July 8 (Bloomberg) -- China’s yuan fell for a second day as the central bank set the currency’s reference rate at a two-week low amid concern economic growth is slowing.
The People’s Bank of China cut the fixing 0.03 percent to 6.1807 per dollar, the weakest level since June 24. The Dollar Index, which tracks the greenback against six major currencies, climbed to a three-year high today after better-than-expected U.S. jobs data spurred speculation the Federal Reserve will scale back monetary stimulus. The yuan will weaken in the remainder of 2013 as a slowing economy damps demand for China’s stocks and bonds, according to Westpac Banking Corp, the most-accurate forecaster in Bloomberg Rankings.
“The dollar strength and slower Chinese growth are weighing on the yuan,” said Daniel Chan, wealth management director at Hong Kong-based China Silver Global Holdings Ltd. “The yuan could depreciate from current levels in the next few months as a weaker currency is more desirable for exports.”
The yuan declined 0.02 percent to close at 6.1337 per dollar in Shanghai, according to China Foreign Exchange Trade System prices. The currency has lost 0.13 percent in two trading days. The spot rate was at a 0.77 percent premium to the fixing, compared with the maximum allowed divergence of 1 percent.
Exports probably rose 3.7 percent in June, a Bloomberg survey showed before data due July 10, quickening after a 1 percent gain in May while still trailing last year’s average growth of 8.3 percent. The yuan advanced 1.5 percent versus the dollar this year, making it the sole gainer among Asian currencies, data compiled by Bloomberg show.
Switzerland plans to bid to become an offshore yuan trading center in Europe, Economy Minister Johann Schneider-Ammann said in Beijing on July 6. Treasury Secretary Jacob J. Lew and Secretary of State John Kerry will meet Chinese government officials July 10-11 for the fifth round of the bilateral Strategic and Economic Dialogue.

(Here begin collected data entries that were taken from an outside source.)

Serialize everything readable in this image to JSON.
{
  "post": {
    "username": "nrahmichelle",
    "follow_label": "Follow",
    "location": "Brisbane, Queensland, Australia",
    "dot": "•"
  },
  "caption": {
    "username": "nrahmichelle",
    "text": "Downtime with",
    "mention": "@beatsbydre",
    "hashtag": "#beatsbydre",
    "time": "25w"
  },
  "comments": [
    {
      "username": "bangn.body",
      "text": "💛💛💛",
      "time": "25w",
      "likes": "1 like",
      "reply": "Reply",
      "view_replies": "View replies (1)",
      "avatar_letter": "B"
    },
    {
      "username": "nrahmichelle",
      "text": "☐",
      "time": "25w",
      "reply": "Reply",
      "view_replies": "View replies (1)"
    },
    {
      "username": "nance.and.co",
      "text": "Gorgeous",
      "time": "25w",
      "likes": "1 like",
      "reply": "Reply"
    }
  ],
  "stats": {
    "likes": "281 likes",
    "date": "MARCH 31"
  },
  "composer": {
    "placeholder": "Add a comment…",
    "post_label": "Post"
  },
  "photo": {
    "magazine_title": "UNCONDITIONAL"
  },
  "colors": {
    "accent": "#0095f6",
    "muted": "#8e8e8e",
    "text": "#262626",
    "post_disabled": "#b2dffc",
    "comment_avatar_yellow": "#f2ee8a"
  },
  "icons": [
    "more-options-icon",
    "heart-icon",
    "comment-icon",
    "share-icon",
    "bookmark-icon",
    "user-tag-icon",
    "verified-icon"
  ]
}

Twelve-month non-deliverable forwards dropped 0.05 percent to 6.2990 per dollar, according to data compiled by Bloomberg. The contracts are at a 2.6 percent discount to the spot rate. The offshore yuan traded in Hong Kong gained 0.02 percent to 6.1379 today, after the biggest one-day drop in five weeks on July 5.
One-month implied volatility in the onshore yuan, a measure of expected moves in the exchange rate used to price options, decreased two basis points, or 0.02 percentage point, to 1.63 percent, data compiled by Bloomberg show.